One question we can use to get to help us understand the value of content is, "Whose content is this, and why should I believe it matters to me?" I can recall in my school days reading novels that were truly enjoyable and inspiring, yet in order to be "educated" I had to do a plot analysis, or some other kind of analysis. This is easily the quickest and most efficient way to ruin the work of an insightful author and to eliminate the possibility of helping a reader/student to create meaning and relevance. In the end, it wasn't the author and his/her ideas in relation to my own life that mattered, it was the ability to amputate certain kinds of information in order to fufill the demands of the curriculum. Somehow, in ways I completely fail to understand, this had something to do with the development of literacy.
So, do I have a content problem? Yes... and no. Sebastian closes his thoughts with a quote from Cybernetics, e-learning and the education system in which we read:
"For universities especially this inability to exploit the powerful new discursive capabilities of the internet is of concern. As Diana Laurillard points out [24], higher learning is concerned with worldviews, with the acquisition of the concepts and distinctions of a discipline, its discourse; and this is best learnt through practice, though engaging in the discourse.
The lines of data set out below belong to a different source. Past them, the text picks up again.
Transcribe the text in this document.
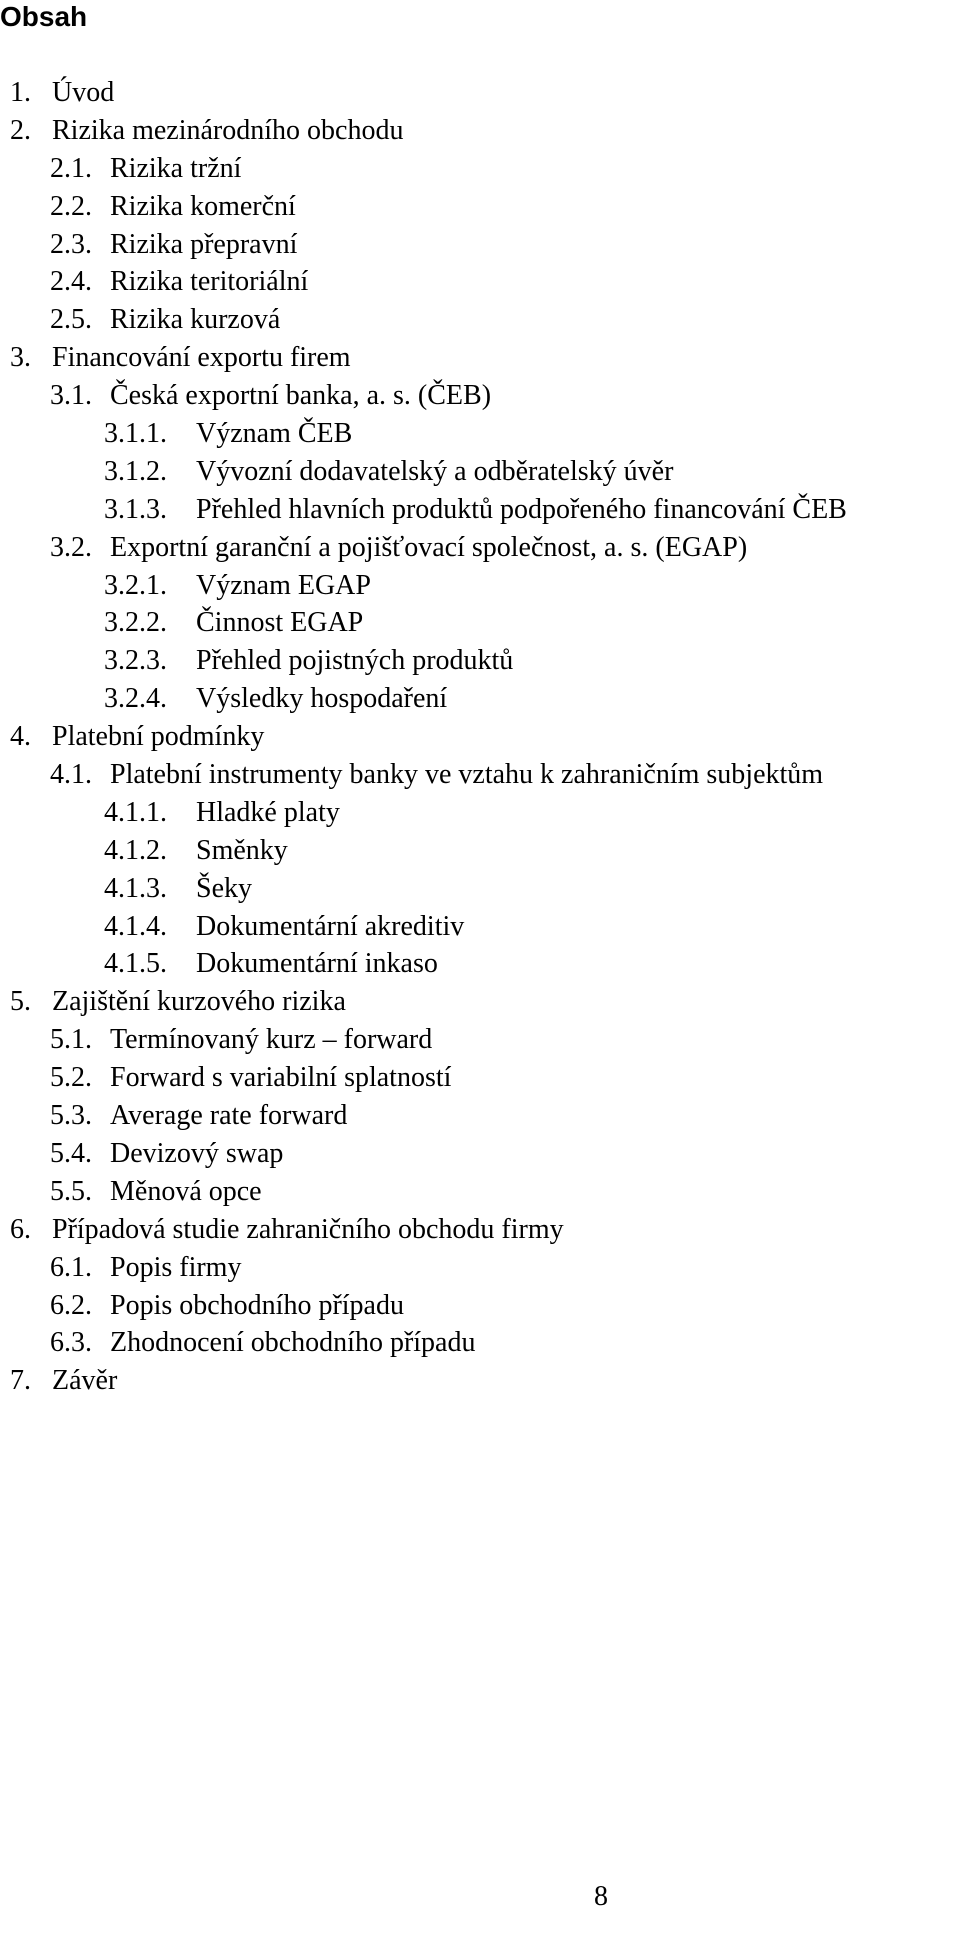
Obsah
1. Úvod
2. Rizika mezinárodního obchodu
2.1. Rizika tržní
2.2. Rizika komerční
2.3. Rizika přepravní
2.4. Rizika teritoriální
2.5. Rizika kurzová
3. Financování exportu firem
3.1. Česká exportní banka, a. s. (ČEB)
3.1.1. Význam ČEB
3.1.2. Vývozní dodavatelský a odběratelský úvěr
3.1.3. Přehled hlavních produktů podpořeného financování ČEB
3.2. Exportní garanční a pojišťovací společnost, a. s. (EGAP)
3.2.1. Význam EGAP
3.2.2. Činnost EGAP
3.2.3. Přehled pojistných produktů
3.2.4. Výsledky hospodaření
4. Platební podmínky
4.1. Platební instrumenty banky ve vztahu k zahraničním subjektům
4.1.1. Hladké platy
4.1.2. Směnky
4.1.3. Šeky
4.1.4. Dokumentární akreditiv
4.1.5. Dokumentární inkaso
5. Zajištění kurzového rizika
5.1. Termínovaný kurz – forward
5.2. Forward s variabilní splatností
5.3. Average rate forward
5.4. Devizový swap
5.5. Měnová opce
6. Případová studie zahraničního obchodu firmy
6.1. Popis firmy
6.2. Popis obchodního případu
6.3. Zhodnocení obchodního případu
7. Závěr
8
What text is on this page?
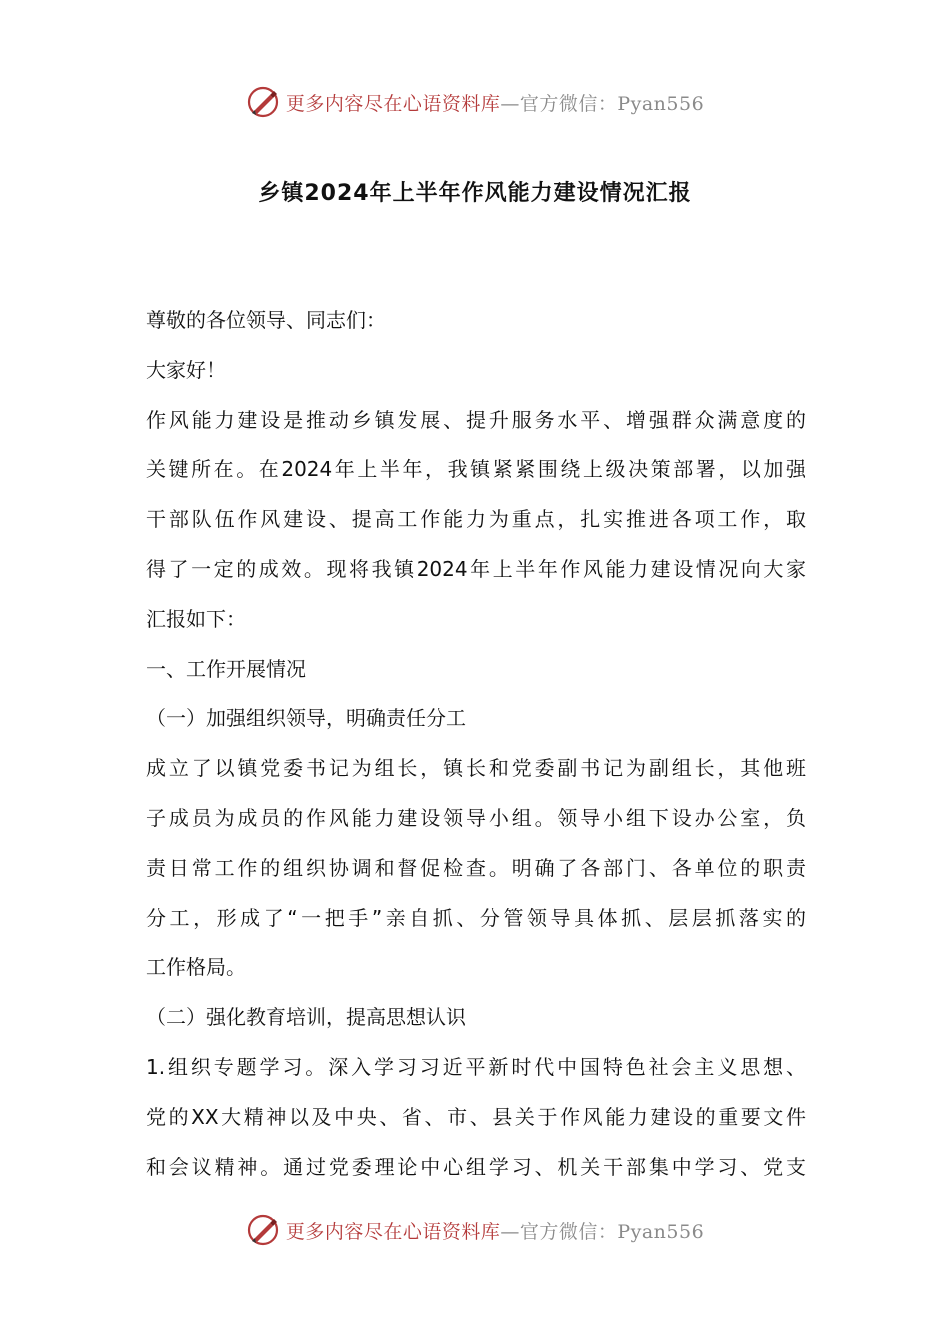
更多内容尽在心语资料库—官方微信：Pyan556
乡镇2024年上半年作风能力建设情况汇报
尊敬的各位领导、同志们：
大家好！
作风能力建设是推动乡镇发展、提升服务水平、增强群众满意度的
关键所在。在2024年上半年，我镇紧紧围绕上级决策部署，以加强
干部队伍作风建设、提高工作能力为重点，扎实推进各项工作，取
得了一定的成效。现将我镇2024年上半年作风能力建设情况向大家
汇报如下：
一、工作开展情况
（一）加强组织领导，明确责任分工
成立了以镇党委书记为组长，镇长和党委副书记为副组长，其他班
子成员为成员的作风能力建设领导小组。领导小组下设办公室，负
责日常工作的组织协调和督促检查。明确了各部门、各单位的职责
分工，形成了“一把手”亲自抓、分管领导具体抓、层层抓落实的
工作格局。
（二）强化教育培训，提高思想认识
1.组织专题学习。深入学习习近平新时代中国特色社会主义思想、
党的XX大精神以及中央、省、市、县关于作风能力建设的重要文件
和会议精神。通过党委理论中心组学习、机关干部集中学习、党支
更多内容尽在心语资料库—官方微信：Pyan556
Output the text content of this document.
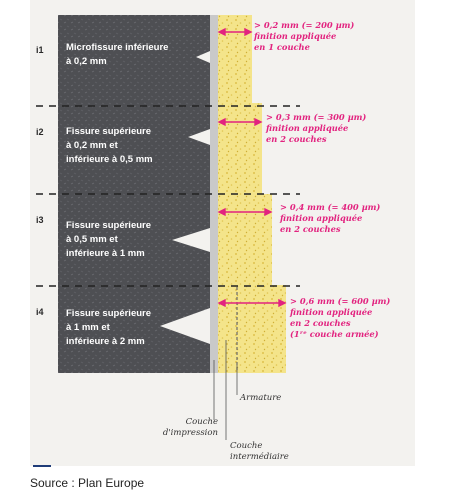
i1
i2
i3
i4
Microfissure inférieure
à 0,2 mm
Fissure supérieure
à 0,2 mm et
inférieure à 0,5 mm
Fissure supérieure
à 0,5 mm et
inférieure à 1 mm
Fissure supérieure
à 1 mm et
inférieure à 2 mm
> 0,2 mm (= 200 µm)
finition appliquée
en 1 couche
> 0,3 mm (= 300 µm)
finition appliquée
en 2 couches
> 0,4 mm (= 400 µm)
finition appliquée
en 2 couches
> 0,6 mm (= 600 µm)
finition appliquée
en 2 couches
(1ʳᵉ couche armée)
Armature
Couche
d'impression
Couche
intermédiaire
Source : Plan Europe
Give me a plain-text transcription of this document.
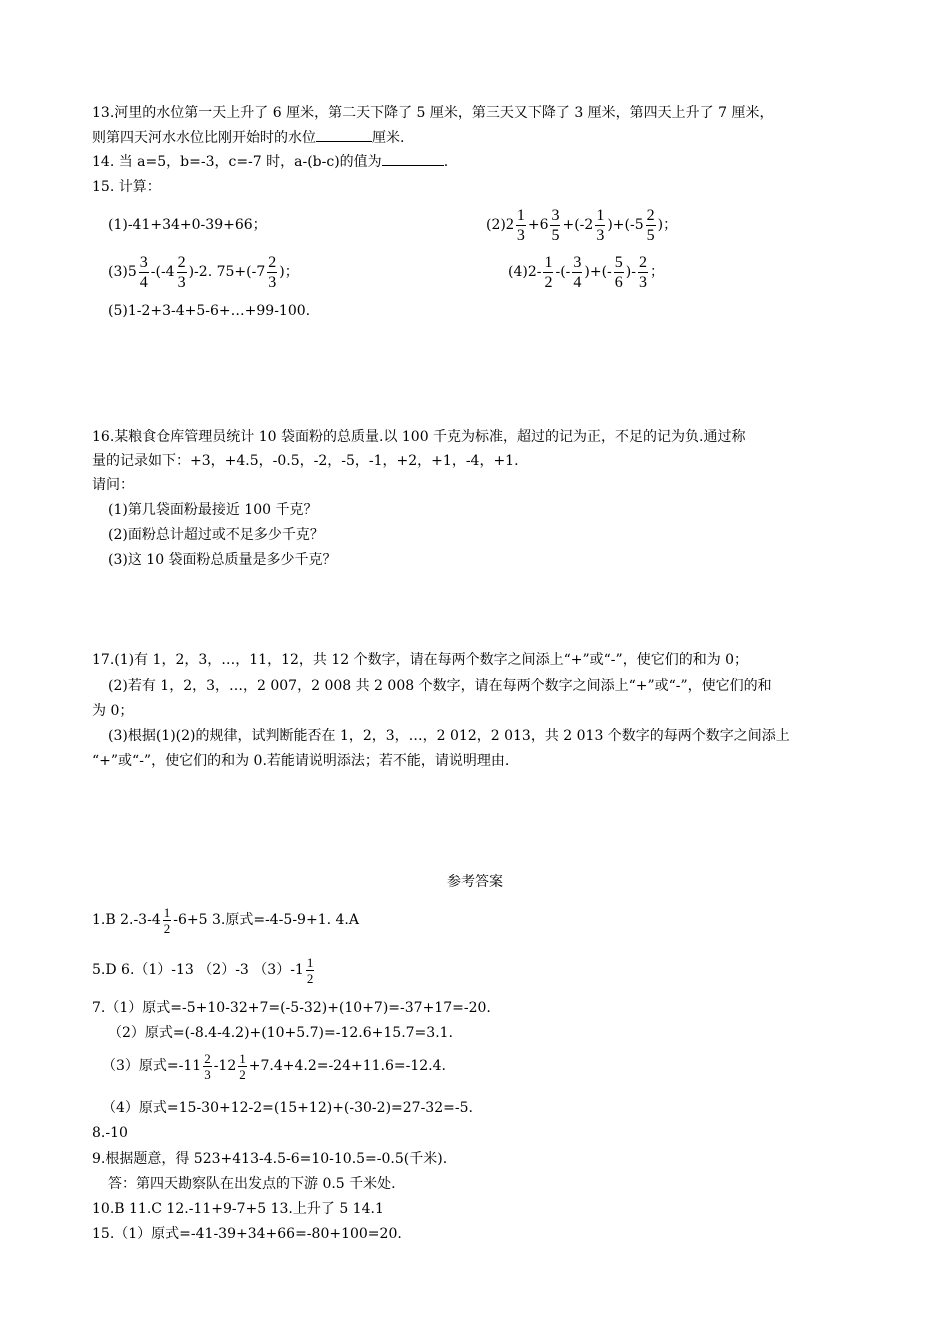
13.河里的水位第一天上升了 6 厘米，第二天下降了 5 厘米，第三天又下降了 3 厘米，第四天上升了 7 厘米，
则第四天河水水位比刚开始时的水位	厘米.
14. 当 a=5，b=-3，c=-7 时，a-(b-c)的值为	.
15. 计算：
(1)-41+34+0-39+66；	$(2)2 \frac{1}{3} +6 \frac{3}{5} +(-2 \frac{1}{3} )+(-5 \frac{2}{5}$ )；
$(3)5 \frac{3}{4} -(-4 \frac{2}{3} )-2$. $75+(-7 \frac{2}{3}$ )；	$(4)2- \frac{1}{2}$ -(- $\frac{3}{4}$ )+(- $\frac{5}{6}$ )- $\frac{2}{3}$ ；
(5)1-2+3-4+5-6+…+99-100.
16.某粮食仓库管理员统计 10 袋面粉的总质量.以 100 千克为标准，超过的记为正，不足的记为负.通过称
量的记录如下：+3，+4.5，-0.5，-2，-5，-1，+2，+1，-4，+1.
请问：
(1)第几袋面粉最接近 100 千克？
(2)面粉总计超过或不足多少千克？
(3)这 10 袋面粉总质量是多少千克？
17.(1)有 1，2，3，…，11，12，共 12 个数字，请在每两个数字之间添上“+”或“-”，使它们的和为 0；
(2)若有 1，2，3，…，2 007，2 008 共 2 008 个数字，请在每两个数字之间添上“+”或“-”，使它们的和
为 0；
(3)根据(1)(2)的规律，试判断能否在 1，2，3，…，2 012，2 013，共 2 013 个数字的每两个数字之间添上
“+”或“-”，使它们的和为 0.若能请说明添法；若不能，请说明理由.
参考答案
1.B $2.-3-4 \frac{1}{2} -6+5$ 3.原式=-4-5-9+1. 4.A
5.D 6.（1）-13 （2）-3 $(3)-1 \frac{1}{2}$
7.（1）原式=-5+10-32+7=(-5-32)+(10+7)=-37+17=-20.
（2）原式=(-8.4-4.2)+(10+5.7)=-12.6+15.7=3.1.
（3）原式$=-11 \frac{2}{3} -12 \frac{1}{2} +7.4+4.2=-24+11.6=-12.4$.
（4）原式=15-30+12-2=(15+12)+(-30-2)=27-32=-5.
8.-10
9.根据题意，得 523+413-4.5-6=10-10.5=-0.5(千米).
答：第四天勘察队在出发点的下游 0.5 千米处.
10.B 11.C 12.-11+9-7+5 13.上升了 5 14.1
15.（1）原式=-41-39+34+66=-80+100=20.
This requires a form of cognitive apprenticeship [25], where a rich conversational engagement between learners and teacher can take place; it cannot be achieved just through the learning of facts. The internet provides new tools to support this, but the leading VLEs [virtual learning environments] are not exploiting them. Thus there is a mismatch between what people are doing on the internet, and what leading learning environments are providing. The internet empowers people by giving the possibility of control over content and organisation; many VLEs shift the locus of control further away from learners and teachers to institutional management... [Oleg Liber]"
- For me, the "discursive capabilities of the Internet" is more of a question mark than a conclusion.
- Ideas about "rich conversational engagement" - or just talking openly with each other - are hardly new.
- The implied distinction between "learners" and "teachers" is a false distinction, since what it means to be a learner emcompasses students and teachers (and professors) alike by default.
- A "learner" is something higher in significance than the traditional definitions of what it means to be a student or teacher.
- And a Virtual Learning Environment (VLE) is really an Almost Learning Environment (ALE), a slight modification that provides me with an acronym that is more appealing to my Irish/Scottish heritage.
- The complaint about making teachers and students subservient to insitutional control is valid but tired, whether it refers to traditional classroom delivery or Disneyfied online content.
One of the more difficult problems is that web of power and authority that constitutes the "educational institution" has difficulty in doing what it attempts to promote, and that is rich conversational engagement leading to fundamental change. And never mind higher learning, for what precisely constitutes "higher" remains a mystery.